Scoring CRISPR libraries, part II
Following up on my previous post about genome-wide CRISPR libraries, I thought it would be useful to show a bit more.
There are many things to consider when doing library work, but two major ones are
- How sure are you that a hit stems from on-target activity vs off-target trickery?
- What fraction of the library is functional?
On-vs-off target is the real worry, since you could spend a great deal of time chasing down spurious hits. CRISPR (and sh/siRNA) libraries tackle this problem with redundancy, and one should always require that a phenotype enrich multiple guides corresponding to the same gene. But in libraries with relatively low redundancy (e.g. GeCKOv1 only has 3-4 guides per gene), it’s easy to become enamored by a hit with a red-hot phenotype but only one guide.
The concern about functional fraction of the library is more technical, but impacts both ease of the screen and the redundancy point from above. If many of your guides are non-functional, all that extra work to clone and transduce your massive library vs a smaller one is wasted effort. Worse, your chance at redundancy is diminished with each non-functional guide.
With that in mind, here are updated distributions for existing genome-wide guide libraries targeting human cells.
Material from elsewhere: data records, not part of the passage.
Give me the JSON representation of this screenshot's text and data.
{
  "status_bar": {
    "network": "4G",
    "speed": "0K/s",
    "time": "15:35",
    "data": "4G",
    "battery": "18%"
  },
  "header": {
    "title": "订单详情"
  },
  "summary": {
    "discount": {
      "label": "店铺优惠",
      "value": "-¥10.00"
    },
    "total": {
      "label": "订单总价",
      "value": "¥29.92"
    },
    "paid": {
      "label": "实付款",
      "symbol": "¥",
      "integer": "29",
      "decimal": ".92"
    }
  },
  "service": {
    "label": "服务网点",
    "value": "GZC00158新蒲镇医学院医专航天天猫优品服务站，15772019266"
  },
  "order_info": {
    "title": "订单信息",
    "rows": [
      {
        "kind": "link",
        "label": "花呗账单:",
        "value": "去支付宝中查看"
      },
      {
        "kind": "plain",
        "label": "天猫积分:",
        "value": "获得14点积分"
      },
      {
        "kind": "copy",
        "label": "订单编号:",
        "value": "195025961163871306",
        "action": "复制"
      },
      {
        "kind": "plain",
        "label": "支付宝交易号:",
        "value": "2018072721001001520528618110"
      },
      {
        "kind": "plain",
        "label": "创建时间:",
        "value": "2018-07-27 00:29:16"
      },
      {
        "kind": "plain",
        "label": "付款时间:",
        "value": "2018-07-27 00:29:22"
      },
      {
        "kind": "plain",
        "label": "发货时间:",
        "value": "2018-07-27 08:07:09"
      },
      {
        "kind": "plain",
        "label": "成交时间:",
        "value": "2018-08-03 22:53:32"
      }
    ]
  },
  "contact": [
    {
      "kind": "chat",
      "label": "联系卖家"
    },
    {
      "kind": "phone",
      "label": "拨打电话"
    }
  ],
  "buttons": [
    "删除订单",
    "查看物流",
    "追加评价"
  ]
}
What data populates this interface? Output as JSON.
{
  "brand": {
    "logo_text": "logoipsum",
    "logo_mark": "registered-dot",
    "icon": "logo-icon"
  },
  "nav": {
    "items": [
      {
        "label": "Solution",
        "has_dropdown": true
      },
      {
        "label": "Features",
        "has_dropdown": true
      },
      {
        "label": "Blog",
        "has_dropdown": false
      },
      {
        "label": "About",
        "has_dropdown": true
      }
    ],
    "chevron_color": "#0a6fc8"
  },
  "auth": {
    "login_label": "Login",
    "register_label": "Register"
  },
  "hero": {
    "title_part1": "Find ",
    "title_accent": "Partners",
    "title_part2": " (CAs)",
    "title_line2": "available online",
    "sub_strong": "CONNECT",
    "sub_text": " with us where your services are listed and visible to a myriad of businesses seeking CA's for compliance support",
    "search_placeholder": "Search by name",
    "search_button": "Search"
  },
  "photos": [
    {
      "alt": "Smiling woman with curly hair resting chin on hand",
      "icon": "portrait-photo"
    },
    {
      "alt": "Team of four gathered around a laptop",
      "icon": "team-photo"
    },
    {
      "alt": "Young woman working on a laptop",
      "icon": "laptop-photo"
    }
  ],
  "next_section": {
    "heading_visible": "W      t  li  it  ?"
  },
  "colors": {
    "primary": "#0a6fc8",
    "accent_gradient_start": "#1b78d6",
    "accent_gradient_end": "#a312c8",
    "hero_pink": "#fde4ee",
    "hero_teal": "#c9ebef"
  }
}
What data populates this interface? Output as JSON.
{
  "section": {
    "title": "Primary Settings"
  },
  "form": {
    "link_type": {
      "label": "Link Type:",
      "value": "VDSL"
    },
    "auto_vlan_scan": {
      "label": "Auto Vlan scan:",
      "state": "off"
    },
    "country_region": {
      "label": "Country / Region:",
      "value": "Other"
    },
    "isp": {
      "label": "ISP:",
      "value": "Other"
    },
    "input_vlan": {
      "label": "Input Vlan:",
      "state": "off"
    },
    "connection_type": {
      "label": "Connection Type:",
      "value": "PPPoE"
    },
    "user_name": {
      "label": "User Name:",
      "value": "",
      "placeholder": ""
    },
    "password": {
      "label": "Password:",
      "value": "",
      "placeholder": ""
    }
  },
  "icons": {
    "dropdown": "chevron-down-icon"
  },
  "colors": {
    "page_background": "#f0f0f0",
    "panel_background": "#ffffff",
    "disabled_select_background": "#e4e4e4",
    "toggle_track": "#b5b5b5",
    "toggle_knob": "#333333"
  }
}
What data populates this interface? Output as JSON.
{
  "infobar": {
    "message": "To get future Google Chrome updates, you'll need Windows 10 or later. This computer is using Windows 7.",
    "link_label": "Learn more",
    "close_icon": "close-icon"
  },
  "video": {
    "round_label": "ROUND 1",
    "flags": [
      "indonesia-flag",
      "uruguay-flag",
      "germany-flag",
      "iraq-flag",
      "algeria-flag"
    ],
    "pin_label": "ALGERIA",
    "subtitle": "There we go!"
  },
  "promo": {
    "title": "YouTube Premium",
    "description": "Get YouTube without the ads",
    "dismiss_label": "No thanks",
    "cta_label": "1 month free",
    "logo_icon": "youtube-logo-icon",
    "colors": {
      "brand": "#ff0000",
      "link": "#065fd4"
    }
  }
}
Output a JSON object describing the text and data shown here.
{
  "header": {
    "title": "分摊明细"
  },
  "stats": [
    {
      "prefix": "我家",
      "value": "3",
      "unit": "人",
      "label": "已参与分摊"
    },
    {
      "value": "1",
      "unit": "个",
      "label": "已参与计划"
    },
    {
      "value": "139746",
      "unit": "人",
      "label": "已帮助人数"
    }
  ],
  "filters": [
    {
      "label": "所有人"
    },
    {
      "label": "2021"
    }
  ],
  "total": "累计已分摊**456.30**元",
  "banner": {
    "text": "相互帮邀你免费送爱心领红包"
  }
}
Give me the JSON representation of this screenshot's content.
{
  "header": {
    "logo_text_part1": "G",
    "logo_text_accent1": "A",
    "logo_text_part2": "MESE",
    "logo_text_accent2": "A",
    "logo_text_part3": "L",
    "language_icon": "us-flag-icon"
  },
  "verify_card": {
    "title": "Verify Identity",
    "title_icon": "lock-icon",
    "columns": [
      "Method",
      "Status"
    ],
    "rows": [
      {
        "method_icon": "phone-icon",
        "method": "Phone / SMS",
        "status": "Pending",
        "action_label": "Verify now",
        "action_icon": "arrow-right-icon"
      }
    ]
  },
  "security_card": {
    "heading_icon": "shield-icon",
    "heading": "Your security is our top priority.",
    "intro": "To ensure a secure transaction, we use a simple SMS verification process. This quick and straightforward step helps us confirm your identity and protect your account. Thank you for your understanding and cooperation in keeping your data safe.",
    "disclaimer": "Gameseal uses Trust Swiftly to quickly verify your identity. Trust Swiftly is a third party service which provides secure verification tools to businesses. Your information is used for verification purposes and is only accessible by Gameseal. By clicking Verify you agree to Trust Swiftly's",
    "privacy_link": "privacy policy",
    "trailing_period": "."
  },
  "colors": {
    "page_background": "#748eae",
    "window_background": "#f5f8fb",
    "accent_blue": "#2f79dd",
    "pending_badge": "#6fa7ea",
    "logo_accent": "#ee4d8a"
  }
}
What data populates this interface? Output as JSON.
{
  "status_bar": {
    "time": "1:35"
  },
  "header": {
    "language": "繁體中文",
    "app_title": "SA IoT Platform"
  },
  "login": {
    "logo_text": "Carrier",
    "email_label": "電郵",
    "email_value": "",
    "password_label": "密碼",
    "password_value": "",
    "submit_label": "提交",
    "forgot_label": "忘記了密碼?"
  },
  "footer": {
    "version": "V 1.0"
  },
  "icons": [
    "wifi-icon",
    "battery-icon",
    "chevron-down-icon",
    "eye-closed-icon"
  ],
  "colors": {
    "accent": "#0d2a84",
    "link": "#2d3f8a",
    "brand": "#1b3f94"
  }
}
The “penalty” axis is in log scale, and the penalties are easily interpretable to highlight the class of the problem. For penalties, the tens place represents the score of a guide itself, 100s place represents number of intergenic off-targets, and 1000s place represents genic offtargets.
For example, Anything with log(penalty)=0-2 has no off-targets and could be OK, though guides have much higher chance to be completely non-functional as one approaches 2. log(penalty)=2-3 have intergenic off-targets, with each 100-spike an additional off-target hit (e.g. penalty of 100 = one off-target, 200 = two off-targets, etc). log(penalty)=3-4 contain Pol III terminator sequences and are probably never even transcribed. log(penalty)=4+ have genic off-targets, with each 100-spike an additional off-target that impinges on a gene (e.g. penalty of 1000 = one off-target, 2000 = two off-targets). These penalties compound, so a score of 2,354 means two genic off-targets, 3 intergenic off-targets, and a guide penalty of 54.
Note that calling genic vs intergenic is done using Ensembl data and is sensitive to the type of CRISPR experiment. CRISPRi looks for hits within -50 to +300 of a gene, while CRISPRcutting looks at exons (for the moment we’ll leave aside the scary prospect of cutting within potentially functional intronic or UTR regions).
In general, things are looking pretty good for CRISPRi. There’s a bit of an advantage here, since CRISPRi only seems to work in a narrow window around the transcription start site, and so off-targets are less likely to hit a gene. CRISPRcutting libraries are not doing all that well with off-targets in annotated exons, and only deeper per-guide analysis would tell whether guide redundancy takes care of mis-called phenotypes. It’s nice to see that GeCKO has improved with v2 (e.g. got rid of terminator sequences), and hopefully v3 can get some of the genic off-targets under control.
I want to stress that all of these libraries work just fine and have been used successfully to give biological insight. But keep these guide properties in mind when working with each library and thinking about hits arising from their use.